The treatment of actresses like Blair is a perfect point of contrast between Anger Management and Louie, a show that continues to grow and evolve in exciting new directions. Where Anger Management uses Blair to satisfy Charlie's needs, Louie casts Melissa Leo and Parker Posey, among other actresses, as grown women whose identities present serious challenges to Louie's sense of the world and of himself. Leo's character directly questions, in a funny and obscene sequence, Louie's willingness to accept a blowjob, but his total lack of desire to reciprocate.
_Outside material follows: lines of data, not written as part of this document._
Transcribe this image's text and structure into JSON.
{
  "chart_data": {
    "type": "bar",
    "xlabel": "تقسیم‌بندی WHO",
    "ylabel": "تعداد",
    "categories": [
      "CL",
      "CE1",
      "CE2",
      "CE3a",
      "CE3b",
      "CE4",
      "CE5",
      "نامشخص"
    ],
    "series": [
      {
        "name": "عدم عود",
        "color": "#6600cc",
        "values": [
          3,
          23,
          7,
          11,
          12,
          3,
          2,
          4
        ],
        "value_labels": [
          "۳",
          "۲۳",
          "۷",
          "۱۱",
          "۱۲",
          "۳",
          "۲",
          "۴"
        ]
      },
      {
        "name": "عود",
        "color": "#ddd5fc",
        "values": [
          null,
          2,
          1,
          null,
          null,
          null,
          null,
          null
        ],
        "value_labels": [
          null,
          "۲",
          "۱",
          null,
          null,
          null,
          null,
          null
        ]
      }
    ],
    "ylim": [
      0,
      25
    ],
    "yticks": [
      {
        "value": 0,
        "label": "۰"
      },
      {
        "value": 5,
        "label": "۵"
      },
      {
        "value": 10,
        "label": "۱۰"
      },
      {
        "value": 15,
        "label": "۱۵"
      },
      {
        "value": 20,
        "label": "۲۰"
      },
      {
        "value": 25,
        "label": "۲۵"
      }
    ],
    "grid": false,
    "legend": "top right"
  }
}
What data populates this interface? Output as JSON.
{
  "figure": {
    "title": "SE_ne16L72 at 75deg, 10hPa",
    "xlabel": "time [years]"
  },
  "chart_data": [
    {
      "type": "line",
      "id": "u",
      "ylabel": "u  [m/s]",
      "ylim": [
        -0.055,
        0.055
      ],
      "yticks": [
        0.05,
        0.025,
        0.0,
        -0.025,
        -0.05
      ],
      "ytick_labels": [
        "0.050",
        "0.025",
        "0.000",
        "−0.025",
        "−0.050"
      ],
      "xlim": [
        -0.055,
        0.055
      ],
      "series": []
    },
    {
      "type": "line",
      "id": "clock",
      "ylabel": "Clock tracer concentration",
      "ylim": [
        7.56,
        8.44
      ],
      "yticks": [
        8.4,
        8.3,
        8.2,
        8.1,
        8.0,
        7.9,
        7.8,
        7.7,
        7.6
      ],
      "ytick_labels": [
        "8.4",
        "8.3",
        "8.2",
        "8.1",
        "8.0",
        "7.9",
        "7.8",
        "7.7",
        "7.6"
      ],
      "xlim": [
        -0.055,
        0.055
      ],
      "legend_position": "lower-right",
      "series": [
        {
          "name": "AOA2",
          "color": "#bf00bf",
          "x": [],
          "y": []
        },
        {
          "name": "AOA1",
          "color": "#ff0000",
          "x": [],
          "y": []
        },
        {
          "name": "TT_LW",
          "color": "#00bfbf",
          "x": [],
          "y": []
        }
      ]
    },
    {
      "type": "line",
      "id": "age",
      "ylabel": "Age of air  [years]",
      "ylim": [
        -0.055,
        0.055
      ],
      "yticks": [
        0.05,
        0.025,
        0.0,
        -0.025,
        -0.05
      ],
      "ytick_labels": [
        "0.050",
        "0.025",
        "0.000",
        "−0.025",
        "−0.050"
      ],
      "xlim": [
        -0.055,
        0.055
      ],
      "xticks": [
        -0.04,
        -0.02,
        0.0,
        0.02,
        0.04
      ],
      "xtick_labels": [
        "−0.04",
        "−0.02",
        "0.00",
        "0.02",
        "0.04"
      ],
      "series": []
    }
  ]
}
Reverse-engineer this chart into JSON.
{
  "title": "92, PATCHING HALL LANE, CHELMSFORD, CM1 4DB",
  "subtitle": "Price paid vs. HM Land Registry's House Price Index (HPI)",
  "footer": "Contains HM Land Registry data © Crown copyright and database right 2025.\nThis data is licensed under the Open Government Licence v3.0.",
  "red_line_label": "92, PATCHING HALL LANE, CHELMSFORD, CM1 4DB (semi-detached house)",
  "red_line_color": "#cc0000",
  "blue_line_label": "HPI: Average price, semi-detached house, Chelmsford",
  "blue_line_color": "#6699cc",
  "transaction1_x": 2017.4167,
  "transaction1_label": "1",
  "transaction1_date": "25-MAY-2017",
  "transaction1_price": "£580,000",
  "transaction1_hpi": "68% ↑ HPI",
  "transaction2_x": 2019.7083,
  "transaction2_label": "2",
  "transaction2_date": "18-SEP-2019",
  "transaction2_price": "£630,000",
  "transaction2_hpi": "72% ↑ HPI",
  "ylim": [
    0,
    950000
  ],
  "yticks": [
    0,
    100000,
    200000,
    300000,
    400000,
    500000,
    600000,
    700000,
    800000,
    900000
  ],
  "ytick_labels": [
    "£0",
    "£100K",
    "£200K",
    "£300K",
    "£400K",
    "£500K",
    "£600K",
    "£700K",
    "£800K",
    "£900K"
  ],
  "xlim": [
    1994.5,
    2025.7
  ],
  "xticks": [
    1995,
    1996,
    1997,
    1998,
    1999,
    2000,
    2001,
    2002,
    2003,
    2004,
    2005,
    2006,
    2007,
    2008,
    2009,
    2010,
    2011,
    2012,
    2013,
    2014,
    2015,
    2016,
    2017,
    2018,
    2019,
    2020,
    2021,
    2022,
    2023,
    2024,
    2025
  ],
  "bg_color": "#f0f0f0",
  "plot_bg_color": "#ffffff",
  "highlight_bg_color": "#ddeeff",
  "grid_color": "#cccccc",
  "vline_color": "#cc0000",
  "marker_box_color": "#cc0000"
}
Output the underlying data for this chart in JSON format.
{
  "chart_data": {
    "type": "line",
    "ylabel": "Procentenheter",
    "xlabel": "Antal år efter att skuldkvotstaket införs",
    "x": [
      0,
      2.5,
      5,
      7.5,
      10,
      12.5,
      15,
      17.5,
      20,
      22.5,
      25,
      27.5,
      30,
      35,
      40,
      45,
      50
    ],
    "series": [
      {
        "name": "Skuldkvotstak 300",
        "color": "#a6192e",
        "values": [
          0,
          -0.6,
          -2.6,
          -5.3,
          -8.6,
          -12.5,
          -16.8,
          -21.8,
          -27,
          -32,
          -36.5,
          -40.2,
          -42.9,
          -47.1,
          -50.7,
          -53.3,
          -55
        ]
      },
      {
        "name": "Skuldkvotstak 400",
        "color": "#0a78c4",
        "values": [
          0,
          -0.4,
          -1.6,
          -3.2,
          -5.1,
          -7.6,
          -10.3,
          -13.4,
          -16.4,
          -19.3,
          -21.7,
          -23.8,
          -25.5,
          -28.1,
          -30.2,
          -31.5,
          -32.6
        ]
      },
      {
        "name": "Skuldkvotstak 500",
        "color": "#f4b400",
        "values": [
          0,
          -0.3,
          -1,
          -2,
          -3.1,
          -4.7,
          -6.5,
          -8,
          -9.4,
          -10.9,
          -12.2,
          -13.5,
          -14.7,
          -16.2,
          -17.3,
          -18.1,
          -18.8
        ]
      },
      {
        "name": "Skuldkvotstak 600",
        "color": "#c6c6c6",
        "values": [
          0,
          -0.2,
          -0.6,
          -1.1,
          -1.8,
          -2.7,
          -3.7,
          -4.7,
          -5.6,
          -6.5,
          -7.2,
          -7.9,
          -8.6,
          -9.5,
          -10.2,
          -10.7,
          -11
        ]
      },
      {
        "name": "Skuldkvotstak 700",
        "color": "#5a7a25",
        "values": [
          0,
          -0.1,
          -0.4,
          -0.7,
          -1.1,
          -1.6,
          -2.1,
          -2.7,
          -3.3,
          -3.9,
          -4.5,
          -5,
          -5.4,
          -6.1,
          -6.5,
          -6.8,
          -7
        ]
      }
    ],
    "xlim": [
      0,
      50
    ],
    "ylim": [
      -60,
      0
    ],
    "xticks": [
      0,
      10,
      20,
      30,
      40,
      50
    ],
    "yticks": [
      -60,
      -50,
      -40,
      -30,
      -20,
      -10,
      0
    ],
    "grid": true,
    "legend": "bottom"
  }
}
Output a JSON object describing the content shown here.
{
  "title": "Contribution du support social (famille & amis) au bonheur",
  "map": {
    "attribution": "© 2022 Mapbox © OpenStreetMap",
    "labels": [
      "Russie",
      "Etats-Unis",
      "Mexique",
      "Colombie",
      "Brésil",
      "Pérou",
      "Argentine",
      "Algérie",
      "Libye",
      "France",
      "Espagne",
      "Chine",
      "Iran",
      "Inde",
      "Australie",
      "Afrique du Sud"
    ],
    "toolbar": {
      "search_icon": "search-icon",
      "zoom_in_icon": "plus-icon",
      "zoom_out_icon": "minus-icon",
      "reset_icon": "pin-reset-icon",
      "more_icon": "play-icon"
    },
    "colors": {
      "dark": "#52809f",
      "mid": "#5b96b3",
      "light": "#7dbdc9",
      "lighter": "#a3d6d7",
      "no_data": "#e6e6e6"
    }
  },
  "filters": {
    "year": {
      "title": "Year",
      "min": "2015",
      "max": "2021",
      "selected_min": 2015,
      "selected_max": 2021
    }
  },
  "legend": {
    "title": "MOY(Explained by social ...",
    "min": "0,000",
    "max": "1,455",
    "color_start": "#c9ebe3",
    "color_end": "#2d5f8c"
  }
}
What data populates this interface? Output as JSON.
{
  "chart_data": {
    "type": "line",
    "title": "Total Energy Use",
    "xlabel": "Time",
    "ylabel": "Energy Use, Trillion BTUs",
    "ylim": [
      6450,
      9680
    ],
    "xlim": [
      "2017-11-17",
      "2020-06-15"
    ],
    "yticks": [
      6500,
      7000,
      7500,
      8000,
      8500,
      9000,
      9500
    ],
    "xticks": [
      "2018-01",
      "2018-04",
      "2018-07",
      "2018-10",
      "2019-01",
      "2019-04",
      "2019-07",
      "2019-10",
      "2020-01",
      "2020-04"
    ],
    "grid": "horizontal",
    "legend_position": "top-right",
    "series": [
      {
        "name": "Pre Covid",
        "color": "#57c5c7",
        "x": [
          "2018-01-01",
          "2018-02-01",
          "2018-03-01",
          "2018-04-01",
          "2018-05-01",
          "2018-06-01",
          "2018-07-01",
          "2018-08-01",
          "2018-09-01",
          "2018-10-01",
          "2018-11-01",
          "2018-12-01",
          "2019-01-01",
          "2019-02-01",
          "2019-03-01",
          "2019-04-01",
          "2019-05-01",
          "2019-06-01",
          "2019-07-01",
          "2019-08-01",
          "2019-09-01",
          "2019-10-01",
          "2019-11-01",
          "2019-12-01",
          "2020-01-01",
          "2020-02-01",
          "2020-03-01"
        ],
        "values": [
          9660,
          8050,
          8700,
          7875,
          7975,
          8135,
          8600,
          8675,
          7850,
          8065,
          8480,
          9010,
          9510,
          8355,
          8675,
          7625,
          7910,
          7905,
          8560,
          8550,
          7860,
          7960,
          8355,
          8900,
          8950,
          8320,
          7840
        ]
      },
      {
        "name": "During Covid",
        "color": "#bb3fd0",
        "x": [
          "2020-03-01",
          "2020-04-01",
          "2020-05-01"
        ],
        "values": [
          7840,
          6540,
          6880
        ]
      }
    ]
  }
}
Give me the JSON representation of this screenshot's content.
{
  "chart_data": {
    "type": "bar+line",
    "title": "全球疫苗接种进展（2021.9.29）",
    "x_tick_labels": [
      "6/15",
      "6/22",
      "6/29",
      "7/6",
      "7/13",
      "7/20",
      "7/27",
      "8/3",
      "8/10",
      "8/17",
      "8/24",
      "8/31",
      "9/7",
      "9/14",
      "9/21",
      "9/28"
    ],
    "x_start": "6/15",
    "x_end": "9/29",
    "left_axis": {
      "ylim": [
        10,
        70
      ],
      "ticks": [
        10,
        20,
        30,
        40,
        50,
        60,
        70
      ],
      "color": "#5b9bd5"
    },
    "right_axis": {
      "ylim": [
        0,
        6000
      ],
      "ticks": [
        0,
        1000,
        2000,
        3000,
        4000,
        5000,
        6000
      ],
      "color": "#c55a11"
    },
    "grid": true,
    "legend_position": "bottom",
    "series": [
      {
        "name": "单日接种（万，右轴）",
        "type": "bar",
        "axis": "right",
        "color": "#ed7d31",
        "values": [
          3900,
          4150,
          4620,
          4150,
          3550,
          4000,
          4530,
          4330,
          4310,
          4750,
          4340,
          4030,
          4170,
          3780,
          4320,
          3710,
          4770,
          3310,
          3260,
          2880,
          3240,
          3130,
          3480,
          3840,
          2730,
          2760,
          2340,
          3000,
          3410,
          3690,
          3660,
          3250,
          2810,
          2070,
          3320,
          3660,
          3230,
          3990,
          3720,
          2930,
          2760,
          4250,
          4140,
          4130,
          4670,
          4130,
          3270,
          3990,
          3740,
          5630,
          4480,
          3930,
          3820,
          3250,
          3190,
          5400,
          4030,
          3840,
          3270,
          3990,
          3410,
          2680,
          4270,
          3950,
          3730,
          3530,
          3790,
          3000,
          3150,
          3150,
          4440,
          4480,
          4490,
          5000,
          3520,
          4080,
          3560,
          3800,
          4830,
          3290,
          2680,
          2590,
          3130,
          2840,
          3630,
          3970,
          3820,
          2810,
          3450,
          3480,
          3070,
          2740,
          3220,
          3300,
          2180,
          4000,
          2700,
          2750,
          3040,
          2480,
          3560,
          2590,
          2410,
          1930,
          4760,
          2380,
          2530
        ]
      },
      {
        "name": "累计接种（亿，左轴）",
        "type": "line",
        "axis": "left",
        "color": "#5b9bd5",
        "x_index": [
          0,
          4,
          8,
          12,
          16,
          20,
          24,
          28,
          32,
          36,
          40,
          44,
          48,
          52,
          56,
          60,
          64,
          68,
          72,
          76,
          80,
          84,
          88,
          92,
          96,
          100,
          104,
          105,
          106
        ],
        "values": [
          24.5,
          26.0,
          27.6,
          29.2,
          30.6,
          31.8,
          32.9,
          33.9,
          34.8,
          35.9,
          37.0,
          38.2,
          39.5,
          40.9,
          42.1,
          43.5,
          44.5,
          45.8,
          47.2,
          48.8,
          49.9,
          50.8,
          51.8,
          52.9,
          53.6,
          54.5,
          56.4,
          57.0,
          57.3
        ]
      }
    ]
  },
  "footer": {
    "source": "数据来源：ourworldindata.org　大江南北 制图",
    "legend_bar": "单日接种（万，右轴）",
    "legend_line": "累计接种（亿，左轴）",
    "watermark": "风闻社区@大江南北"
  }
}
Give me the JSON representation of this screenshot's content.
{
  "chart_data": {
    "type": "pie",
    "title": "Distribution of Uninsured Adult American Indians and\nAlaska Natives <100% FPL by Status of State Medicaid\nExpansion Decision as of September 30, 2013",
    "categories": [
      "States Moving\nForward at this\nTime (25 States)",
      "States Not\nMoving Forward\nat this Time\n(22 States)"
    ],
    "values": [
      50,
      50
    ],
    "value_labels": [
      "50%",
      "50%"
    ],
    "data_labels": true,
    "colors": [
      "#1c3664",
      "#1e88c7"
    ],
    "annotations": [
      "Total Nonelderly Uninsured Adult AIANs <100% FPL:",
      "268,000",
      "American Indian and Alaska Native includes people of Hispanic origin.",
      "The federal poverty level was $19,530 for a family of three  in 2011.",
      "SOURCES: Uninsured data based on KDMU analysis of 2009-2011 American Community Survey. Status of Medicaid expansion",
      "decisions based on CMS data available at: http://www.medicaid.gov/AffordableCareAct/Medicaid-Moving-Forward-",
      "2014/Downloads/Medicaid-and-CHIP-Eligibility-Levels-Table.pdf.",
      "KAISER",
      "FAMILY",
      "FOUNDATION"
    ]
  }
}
Posey's character drags him on an adventurous night around New York City that tests his desire for ease rather than connection.
In previous seasons of the show, Louie had a schtick where Louie interacts with younger, very attractive women with different worldviews than his own and tries to relate to them, as when he spent an evening with an abstinence advocate or charmed a professional cheerleader on a USO tour in Afghanistan. It was a device that let him communicate his openness to the world, but that also fell into a familiar trap of pairing middle-aged Louie with much more attractive, younger sparring (if not sexual) partners. This year, C.K. is paired up with equals, including a gay man who gives him a tour of Miami and challenges Louie's sexual comfort in ways the show has explored only fleetingly in previous episodes, and the show is richer, and weirder for it.